I need to multi-thread my R application as it takes 5 minutes to run and is only using 15% of the computers available CPU.
An example of a process which takes a while to run is calculating the mean of a very large raster stack containing n layers:
mean = cellStats(raster_layers[[n]], stat='sd', na.rm=TRUE)
Using the parallel library, I can create a new cluster and pass a function to it:
cl <- makeCluster(8, type = "SOCK")
parLapply(cl, raster_layers[[1]], mean_function)
stopCluster(cl)
where mean function is:
mean_function <- function(raster_object)
{
result = cellStats(raster_object, stat='mean', na.rm=TRUE)
return(result)
}
This method works fine except that it can't see the 'raster' package which is required to use cellStats. So it fails saying no function for cellStats. I have tried including the library within the function but this doesnt help.

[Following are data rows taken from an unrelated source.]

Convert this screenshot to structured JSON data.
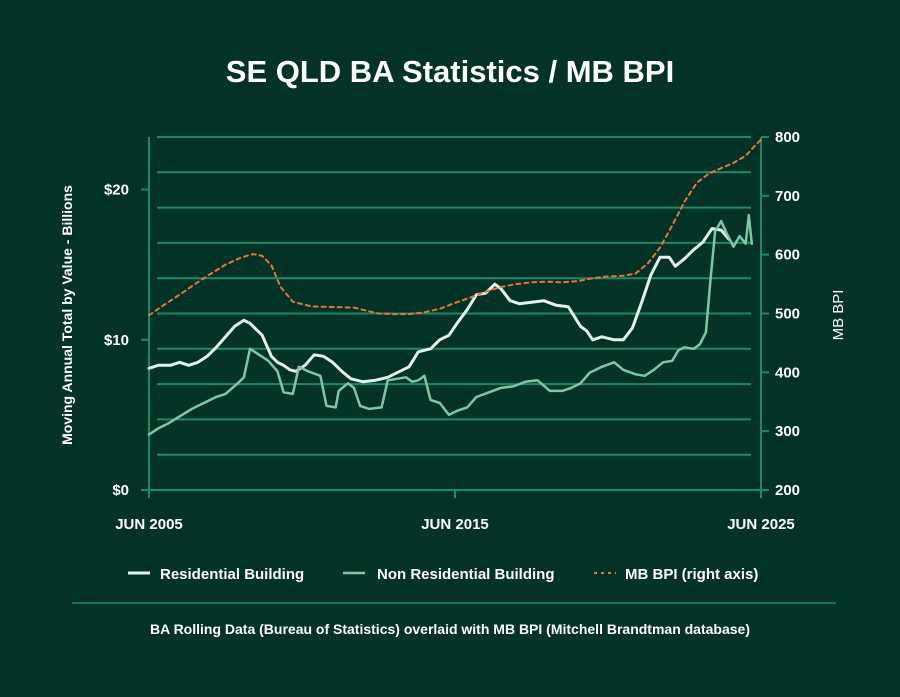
{
  "colors": {
    "background": "#033326",
    "axis": "#1e8a63",
    "grid": "#1e8a63",
    "residential": "#e3f2ea",
    "non_residential": "#7cc8a5",
    "bpi": "#e8743f",
    "text": "#ffffff"
  },
  "chart_data": {
    "type": "line",
    "title": "SE QLD BA Statistics / MB BPI",
    "ylabel": "Moving Annual Total by Value - Billions",
    "y2label": "MB BPI",
    "footnote": "BA Rolling Data (Bureau of Statistics) overlaid with MB BPI (Mitchell Brandtman database)",
    "xlim": [
      2005.5,
      2025.5
    ],
    "ylim": [
      0,
      23.5
    ],
    "y2lim": [
      200,
      800
    ],
    "x_ticks": [
      {
        "value": 2005.5,
        "label": "JUN 2005"
      },
      {
        "value": 2015.5,
        "label": "JUN 2015"
      },
      {
        "value": 2025.5,
        "label": "JUN  2025"
      }
    ],
    "y_ticks": [
      {
        "value": 0,
        "label": "$0"
      },
      {
        "value": 10,
        "label": "$10"
      },
      {
        "value": 20,
        "label": "$20"
      }
    ],
    "y2_ticks": [
      {
        "value": 200,
        "label": "200"
      },
      {
        "value": 300,
        "label": "300"
      },
      {
        "value": 400,
        "label": "400"
      },
      {
        "value": 500,
        "label": "500"
      },
      {
        "value": 600,
        "label": "600"
      },
      {
        "value": 700,
        "label": "700"
      },
      {
        "value": 800,
        "label": "800"
      }
    ],
    "grid": true,
    "legend_position": "bottom",
    "series": [
      {
        "name": "Residential Building",
        "axis": "left",
        "points": [
          [
            2005.5,
            8.1
          ],
          [
            2005.8,
            8.3
          ],
          [
            2006.2,
            8.3
          ],
          [
            2006.5,
            8.5
          ],
          [
            2006.8,
            8.3
          ],
          [
            2007.1,
            8.5
          ],
          [
            2007.4,
            8.9
          ],
          [
            2007.7,
            9.5
          ],
          [
            2008.0,
            10.2
          ],
          [
            2008.3,
            10.9
          ],
          [
            2008.6,
            11.3
          ],
          [
            2008.8,
            11.1
          ],
          [
            2009.0,
            10.7
          ],
          [
            2009.2,
            10.3
          ],
          [
            2009.35,
            9.6
          ],
          [
            2009.5,
            8.9
          ],
          [
            2009.7,
            8.5
          ],
          [
            2009.9,
            8.3
          ],
          [
            2010.1,
            8.0
          ],
          [
            2010.3,
            7.9
          ],
          [
            2010.6,
            8.3
          ],
          [
            2010.9,
            9.0
          ],
          [
            2011.2,
            8.9
          ],
          [
            2011.5,
            8.5
          ],
          [
            2011.8,
            7.9
          ],
          [
            2012.1,
            7.4
          ],
          [
            2012.5,
            7.2
          ],
          [
            2012.9,
            7.3
          ],
          [
            2013.3,
            7.5
          ],
          [
            2013.7,
            7.9
          ],
          [
            2014.0,
            8.2
          ],
          [
            2014.3,
            9.2
          ],
          [
            2014.7,
            9.4
          ],
          [
            2015.0,
            10.0
          ],
          [
            2015.3,
            10.3
          ],
          [
            2015.6,
            11.2
          ],
          [
            2015.9,
            12.0
          ],
          [
            2016.2,
            13.0
          ],
          [
            2016.5,
            13.1
          ],
          [
            2016.8,
            13.7
          ],
          [
            2017.0,
            13.4
          ],
          [
            2017.3,
            12.6
          ],
          [
            2017.6,
            12.4
          ],
          [
            2018.0,
            12.5
          ],
          [
            2018.4,
            12.6
          ],
          [
            2018.8,
            12.3
          ],
          [
            2019.2,
            12.2
          ],
          [
            2019.6,
            10.9
          ],
          [
            2019.8,
            10.6
          ],
          [
            2020.0,
            10.0
          ],
          [
            2020.3,
            10.2
          ],
          [
            2020.7,
            10.0
          ],
          [
            2021.0,
            10.0
          ],
          [
            2021.3,
            10.8
          ],
          [
            2021.6,
            12.5
          ],
          [
            2021.9,
            14.3
          ],
          [
            2022.2,
            15.5
          ],
          [
            2022.5,
            15.5
          ],
          [
            2022.7,
            14.9
          ],
          [
            2023.0,
            15.4
          ],
          [
            2023.3,
            16.0
          ],
          [
            2023.6,
            16.5
          ],
          [
            2023.9,
            17.4
          ],
          [
            2024.2,
            17.3
          ],
          [
            2024.45,
            16.7
          ]
        ]
      },
      {
        "name": "Non Residential Building",
        "axis": "left",
        "points": [
          [
            2005.5,
            3.7
          ],
          [
            2005.8,
            4.1
          ],
          [
            2006.1,
            4.4
          ],
          [
            2006.5,
            4.9
          ],
          [
            2006.9,
            5.4
          ],
          [
            2007.3,
            5.8
          ],
          [
            2007.7,
            6.2
          ],
          [
            2008.0,
            6.4
          ],
          [
            2008.4,
            7.1
          ],
          [
            2008.6,
            7.5
          ],
          [
            2008.8,
            9.4
          ],
          [
            2009.1,
            9.0
          ],
          [
            2009.4,
            8.6
          ],
          [
            2009.7,
            7.9
          ],
          [
            2009.9,
            6.5
          ],
          [
            2010.2,
            6.4
          ],
          [
            2010.4,
            8.2
          ],
          [
            2010.7,
            7.9
          ],
          [
            2011.1,
            7.6
          ],
          [
            2011.3,
            5.6
          ],
          [
            2011.6,
            5.5
          ],
          [
            2011.7,
            6.6
          ],
          [
            2012.0,
            7.1
          ],
          [
            2012.2,
            6.8
          ],
          [
            2012.4,
            5.6
          ],
          [
            2012.7,
            5.4
          ],
          [
            2013.1,
            5.5
          ],
          [
            2013.3,
            7.3
          ],
          [
            2013.6,
            7.4
          ],
          [
            2013.9,
            7.5
          ],
          [
            2014.1,
            7.2
          ],
          [
            2014.3,
            7.3
          ],
          [
            2014.5,
            7.6
          ],
          [
            2014.7,
            6.0
          ],
          [
            2015.0,
            5.8
          ],
          [
            2015.3,
            5.0
          ],
          [
            2015.6,
            5.3
          ],
          [
            2015.9,
            5.5
          ],
          [
            2016.2,
            6.2
          ],
          [
            2016.6,
            6.5
          ],
          [
            2017.0,
            6.8
          ],
          [
            2017.4,
            6.9
          ],
          [
            2017.8,
            7.2
          ],
          [
            2018.2,
            7.3
          ],
          [
            2018.6,
            6.6
          ],
          [
            2019.0,
            6.6
          ],
          [
            2019.3,
            6.8
          ],
          [
            2019.6,
            7.1
          ],
          [
            2019.9,
            7.8
          ],
          [
            2020.3,
            8.2
          ],
          [
            2020.7,
            8.5
          ],
          [
            2021.0,
            8.0
          ],
          [
            2021.4,
            7.7
          ],
          [
            2021.7,
            7.6
          ],
          [
            2022.0,
            8.0
          ],
          [
            2022.3,
            8.5
          ],
          [
            2022.6,
            8.6
          ],
          [
            2022.8,
            9.3
          ],
          [
            2023.0,
            9.5
          ],
          [
            2023.3,
            9.4
          ],
          [
            2023.5,
            9.7
          ],
          [
            2023.7,
            10.5
          ],
          [
            2023.85,
            14.0
          ],
          [
            2024.0,
            17.2
          ],
          [
            2024.2,
            17.9
          ],
          [
            2024.4,
            17.0
          ],
          [
            2024.6,
            16.2
          ],
          [
            2024.8,
            16.9
          ],
          [
            2025.0,
            16.4
          ],
          [
            2025.1,
            18.3
          ],
          [
            2025.2,
            16.4
          ]
        ]
      },
      {
        "name": "MB BPI (right axis)",
        "axis": "right",
        "style": "dashed",
        "points": [
          [
            2005.5,
            497
          ],
          [
            2006.0,
            515
          ],
          [
            2006.5,
            532
          ],
          [
            2007.0,
            550
          ],
          [
            2007.5,
            567
          ],
          [
            2008.0,
            583
          ],
          [
            2008.5,
            595
          ],
          [
            2008.9,
            601
          ],
          [
            2009.2,
            598
          ],
          [
            2009.5,
            582
          ],
          [
            2009.8,
            545
          ],
          [
            2010.2,
            520
          ],
          [
            2010.8,
            512
          ],
          [
            2011.5,
            511
          ],
          [
            2012.2,
            510
          ],
          [
            2012.6,
            505
          ],
          [
            2013.0,
            500
          ],
          [
            2013.5,
            499
          ],
          [
            2014.0,
            499
          ],
          [
            2014.5,
            502
          ],
          [
            2015.0,
            508
          ],
          [
            2015.5,
            518
          ],
          [
            2016.0,
            527
          ],
          [
            2016.5,
            537
          ],
          [
            2017.0,
            545
          ],
          [
            2017.5,
            550
          ],
          [
            2018.0,
            553
          ],
          [
            2018.5,
            554
          ],
          [
            2019.0,
            553
          ],
          [
            2019.5,
            555
          ],
          [
            2020.0,
            560
          ],
          [
            2020.5,
            563
          ],
          [
            2021.0,
            564
          ],
          [
            2021.4,
            568
          ],
          [
            2021.8,
            585
          ],
          [
            2022.2,
            612
          ],
          [
            2022.6,
            650
          ],
          [
            2023.0,
            690
          ],
          [
            2023.4,
            722
          ],
          [
            2023.8,
            738
          ],
          [
            2024.2,
            747
          ],
          [
            2024.6,
            756
          ],
          [
            2025.0,
            768
          ],
          [
            2025.3,
            785
          ],
          [
            2025.55,
            798
          ]
        ]
      }
    ]
  }
}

The raster package comes with a cluster function, and it CAN see the function cellStats, however as far as I can tell, the cluster function must return a raster object and must be passed a single raster object which isn't flexible enough for me, I need to be able to pass a list of objects and return a numeric variable... which I can do with normal clustering using the parallel library if only it can see the raster package functions.
So, does anybody know how I can pass a package to a node with multi-threading in R? Or, how I can return a single value from the raster cluster function perhaps?